The primary treatment for endometrial cancer is surgery to remove the uterus, cervix, and upper vagina; brachytherapy is used as a secondary treatment to prevent cancer recurrence. Patients who receive vaginal cuff brachytherapy are treated with internal radiation therapy via an applicator in the vaginal cavity.
“There isn’t high-quality data on optimal dose and schedule for brachytherapy treatments. Because of this, practice patterns really vary,” explained lead study author Gita Suneja, MD, MS, Professor of Radiation Oncology at the University of Utah (the U) and a physician-scientist at the Huntsman Cancer Institute at the U. “The SAVE trial sought to try to lower the number of treatments that patients were receiving but maintain short-term quality of life and disease control.”
Study Methods and Results
In the SAVE trial, researchers randomly assigned patients with endometrial cancer to receive different treatment doses over a varying number of sessions. The experimental group received higher doses of radiation therapy in just two sessions, whereas the control group received standard treatment, involving between three and five appointments with lower doses. The researchers discovered similar short-term outcomes and few acute toxicities between the patients in the experimental and control groups.
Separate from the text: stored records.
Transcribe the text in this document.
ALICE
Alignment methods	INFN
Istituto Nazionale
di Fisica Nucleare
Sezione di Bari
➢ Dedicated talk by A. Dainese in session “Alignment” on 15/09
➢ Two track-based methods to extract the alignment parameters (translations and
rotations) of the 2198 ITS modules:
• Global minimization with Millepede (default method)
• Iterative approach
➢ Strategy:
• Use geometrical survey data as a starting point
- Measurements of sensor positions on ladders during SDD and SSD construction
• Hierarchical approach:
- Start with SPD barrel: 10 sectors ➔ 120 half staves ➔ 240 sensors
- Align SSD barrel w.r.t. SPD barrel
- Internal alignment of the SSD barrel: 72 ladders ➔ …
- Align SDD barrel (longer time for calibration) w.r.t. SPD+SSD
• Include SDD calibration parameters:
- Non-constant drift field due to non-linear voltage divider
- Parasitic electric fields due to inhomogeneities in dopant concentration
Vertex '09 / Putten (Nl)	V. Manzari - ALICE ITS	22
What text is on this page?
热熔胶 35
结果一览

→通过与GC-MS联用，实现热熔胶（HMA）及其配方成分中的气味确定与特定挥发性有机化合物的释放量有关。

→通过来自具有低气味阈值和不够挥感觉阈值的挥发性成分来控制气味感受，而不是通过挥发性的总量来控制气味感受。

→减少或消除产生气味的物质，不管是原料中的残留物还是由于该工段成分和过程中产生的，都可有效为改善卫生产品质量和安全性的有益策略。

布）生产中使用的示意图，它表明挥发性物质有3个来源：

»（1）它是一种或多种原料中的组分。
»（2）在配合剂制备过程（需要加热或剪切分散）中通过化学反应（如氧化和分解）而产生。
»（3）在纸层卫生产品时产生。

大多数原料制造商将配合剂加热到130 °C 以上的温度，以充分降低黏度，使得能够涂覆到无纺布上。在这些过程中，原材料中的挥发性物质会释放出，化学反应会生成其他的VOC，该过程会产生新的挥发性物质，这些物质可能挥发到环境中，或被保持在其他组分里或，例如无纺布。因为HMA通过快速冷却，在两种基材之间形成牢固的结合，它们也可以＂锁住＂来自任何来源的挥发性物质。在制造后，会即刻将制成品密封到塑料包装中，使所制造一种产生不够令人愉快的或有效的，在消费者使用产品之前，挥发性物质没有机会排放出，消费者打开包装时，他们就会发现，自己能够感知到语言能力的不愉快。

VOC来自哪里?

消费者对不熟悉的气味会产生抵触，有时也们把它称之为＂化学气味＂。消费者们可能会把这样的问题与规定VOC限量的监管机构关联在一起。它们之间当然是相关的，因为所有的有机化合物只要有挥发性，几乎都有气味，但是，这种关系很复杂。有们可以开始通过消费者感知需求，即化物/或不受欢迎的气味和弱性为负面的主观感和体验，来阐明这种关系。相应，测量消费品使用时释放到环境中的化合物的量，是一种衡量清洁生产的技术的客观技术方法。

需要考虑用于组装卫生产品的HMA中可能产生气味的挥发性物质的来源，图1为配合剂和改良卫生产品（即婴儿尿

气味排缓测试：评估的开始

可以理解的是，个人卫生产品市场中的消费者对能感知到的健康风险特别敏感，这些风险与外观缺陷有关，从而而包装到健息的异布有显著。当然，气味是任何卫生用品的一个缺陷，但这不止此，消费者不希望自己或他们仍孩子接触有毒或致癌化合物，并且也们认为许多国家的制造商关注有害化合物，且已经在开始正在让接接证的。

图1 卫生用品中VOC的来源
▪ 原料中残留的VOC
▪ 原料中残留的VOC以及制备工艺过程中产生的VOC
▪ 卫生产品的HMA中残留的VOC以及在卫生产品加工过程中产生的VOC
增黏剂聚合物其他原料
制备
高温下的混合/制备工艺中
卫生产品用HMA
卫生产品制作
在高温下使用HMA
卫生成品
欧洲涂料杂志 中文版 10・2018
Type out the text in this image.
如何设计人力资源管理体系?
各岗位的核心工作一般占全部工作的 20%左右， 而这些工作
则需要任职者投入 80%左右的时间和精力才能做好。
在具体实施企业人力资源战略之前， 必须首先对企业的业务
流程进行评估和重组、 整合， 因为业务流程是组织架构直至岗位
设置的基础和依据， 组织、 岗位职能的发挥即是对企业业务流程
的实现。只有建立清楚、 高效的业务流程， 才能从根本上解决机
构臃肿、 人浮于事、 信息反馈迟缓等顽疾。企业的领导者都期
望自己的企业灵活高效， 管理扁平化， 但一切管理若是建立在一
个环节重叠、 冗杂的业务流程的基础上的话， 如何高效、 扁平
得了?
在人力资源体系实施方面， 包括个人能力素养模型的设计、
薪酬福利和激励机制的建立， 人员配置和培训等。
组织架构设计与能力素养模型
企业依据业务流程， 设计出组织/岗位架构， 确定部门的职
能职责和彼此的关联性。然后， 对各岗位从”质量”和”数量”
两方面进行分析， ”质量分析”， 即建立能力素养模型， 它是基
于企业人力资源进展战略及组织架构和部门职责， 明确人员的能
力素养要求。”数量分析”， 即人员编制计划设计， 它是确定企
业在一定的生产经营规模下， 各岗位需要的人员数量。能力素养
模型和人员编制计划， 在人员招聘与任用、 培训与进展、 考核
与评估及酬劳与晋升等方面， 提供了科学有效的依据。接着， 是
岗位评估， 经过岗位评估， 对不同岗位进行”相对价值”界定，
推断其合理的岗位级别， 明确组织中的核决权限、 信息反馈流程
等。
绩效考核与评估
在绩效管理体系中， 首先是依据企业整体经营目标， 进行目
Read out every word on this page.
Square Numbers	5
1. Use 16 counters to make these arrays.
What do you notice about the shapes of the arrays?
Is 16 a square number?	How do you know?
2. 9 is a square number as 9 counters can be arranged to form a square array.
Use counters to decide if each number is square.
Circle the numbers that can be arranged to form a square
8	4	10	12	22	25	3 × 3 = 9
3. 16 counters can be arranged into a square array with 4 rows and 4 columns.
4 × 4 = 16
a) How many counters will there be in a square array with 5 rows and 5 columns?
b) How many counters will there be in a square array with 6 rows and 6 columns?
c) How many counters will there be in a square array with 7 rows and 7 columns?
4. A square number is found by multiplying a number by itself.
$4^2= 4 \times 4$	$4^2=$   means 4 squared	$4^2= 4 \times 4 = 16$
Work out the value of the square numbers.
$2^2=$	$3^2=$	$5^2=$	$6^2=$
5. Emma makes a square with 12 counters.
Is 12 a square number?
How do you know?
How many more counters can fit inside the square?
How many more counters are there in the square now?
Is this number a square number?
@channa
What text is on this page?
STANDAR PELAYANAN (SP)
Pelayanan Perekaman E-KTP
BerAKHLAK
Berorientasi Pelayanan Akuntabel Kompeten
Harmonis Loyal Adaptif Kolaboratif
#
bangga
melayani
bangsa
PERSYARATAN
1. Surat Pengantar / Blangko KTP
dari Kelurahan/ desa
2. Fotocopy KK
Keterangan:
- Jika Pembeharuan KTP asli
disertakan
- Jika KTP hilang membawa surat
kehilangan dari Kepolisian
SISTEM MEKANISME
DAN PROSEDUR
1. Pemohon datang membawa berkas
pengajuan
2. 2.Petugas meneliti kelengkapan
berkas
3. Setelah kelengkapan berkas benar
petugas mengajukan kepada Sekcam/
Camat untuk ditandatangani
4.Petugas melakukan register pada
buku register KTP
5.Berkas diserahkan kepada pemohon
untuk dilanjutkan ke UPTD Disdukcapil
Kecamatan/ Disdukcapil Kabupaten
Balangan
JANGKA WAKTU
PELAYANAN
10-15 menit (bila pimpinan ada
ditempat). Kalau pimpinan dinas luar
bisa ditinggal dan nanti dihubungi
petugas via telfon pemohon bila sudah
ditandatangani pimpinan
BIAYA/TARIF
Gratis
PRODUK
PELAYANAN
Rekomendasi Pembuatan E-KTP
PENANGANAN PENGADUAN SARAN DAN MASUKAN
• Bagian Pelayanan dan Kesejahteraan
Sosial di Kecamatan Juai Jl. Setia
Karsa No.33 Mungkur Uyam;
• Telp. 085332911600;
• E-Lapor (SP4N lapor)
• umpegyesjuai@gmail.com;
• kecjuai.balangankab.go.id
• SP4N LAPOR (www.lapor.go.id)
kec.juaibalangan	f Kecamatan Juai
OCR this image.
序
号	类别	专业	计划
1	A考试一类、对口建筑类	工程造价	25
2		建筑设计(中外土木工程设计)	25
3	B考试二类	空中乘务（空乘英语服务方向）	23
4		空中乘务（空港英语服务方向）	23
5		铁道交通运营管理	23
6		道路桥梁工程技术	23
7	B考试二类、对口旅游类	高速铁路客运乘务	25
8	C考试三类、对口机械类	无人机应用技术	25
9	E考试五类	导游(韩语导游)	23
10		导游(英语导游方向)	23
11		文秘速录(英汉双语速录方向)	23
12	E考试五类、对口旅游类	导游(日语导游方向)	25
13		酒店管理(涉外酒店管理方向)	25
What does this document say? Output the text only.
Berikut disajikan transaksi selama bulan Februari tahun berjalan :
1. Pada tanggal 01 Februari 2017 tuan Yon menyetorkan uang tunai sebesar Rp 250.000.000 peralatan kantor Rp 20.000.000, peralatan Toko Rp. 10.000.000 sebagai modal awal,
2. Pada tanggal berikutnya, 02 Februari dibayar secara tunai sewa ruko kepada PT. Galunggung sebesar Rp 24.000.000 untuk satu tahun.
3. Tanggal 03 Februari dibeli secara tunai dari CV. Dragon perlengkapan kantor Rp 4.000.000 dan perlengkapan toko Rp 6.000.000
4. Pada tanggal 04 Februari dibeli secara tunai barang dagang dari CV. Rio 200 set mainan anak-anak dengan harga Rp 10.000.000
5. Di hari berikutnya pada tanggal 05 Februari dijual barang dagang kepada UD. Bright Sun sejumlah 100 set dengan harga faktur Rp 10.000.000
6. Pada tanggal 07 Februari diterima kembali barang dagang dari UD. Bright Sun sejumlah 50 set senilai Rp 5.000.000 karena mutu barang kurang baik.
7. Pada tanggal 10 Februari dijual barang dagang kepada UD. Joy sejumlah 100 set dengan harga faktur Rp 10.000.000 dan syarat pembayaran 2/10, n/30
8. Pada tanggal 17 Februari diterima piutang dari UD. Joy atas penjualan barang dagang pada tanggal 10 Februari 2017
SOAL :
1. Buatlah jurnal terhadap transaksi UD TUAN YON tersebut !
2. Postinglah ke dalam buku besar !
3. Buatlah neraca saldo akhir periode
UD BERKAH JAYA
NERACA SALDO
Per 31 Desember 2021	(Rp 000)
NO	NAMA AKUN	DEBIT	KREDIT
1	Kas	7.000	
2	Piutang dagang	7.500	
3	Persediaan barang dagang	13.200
The findings could help improve cancer care among patients with endometrial cancer, said study authors.
“It’s [especially] hard for patients … in a rural and frontier environment like many of our patients at Huntsman Cancer Institute [to access care],” stressed Dr. Suneja. “We recognize this is an enormous burden for [patients] to come here for treatment, on top of dealing with a difficult diagnosis. We are motivated to better serve our rural population, and the results of this study will give us a way to do that,” she highlighted.
“We are very grateful for the support and the enthusiasm from our clinical colleagues at MD Anderson, Loyola, Intermountain Healthcare, and Stanford—the institutions that also participated in the SAVE trial,” noted senior study author David Gaffney, MD, PhD, FACR, FABS, FASTRO, Professor of Radiation Oncology at the U and a physician-scientist at the Huntsman Cancer Institute at the U. “We are particularly grateful for the patients that agreed to participate in the study. It is a big win when we can preserve good outcomes and make cancer care easier,” he concluded.
Disclosure: For full disclosures of the study authors, visit ascopubs.org.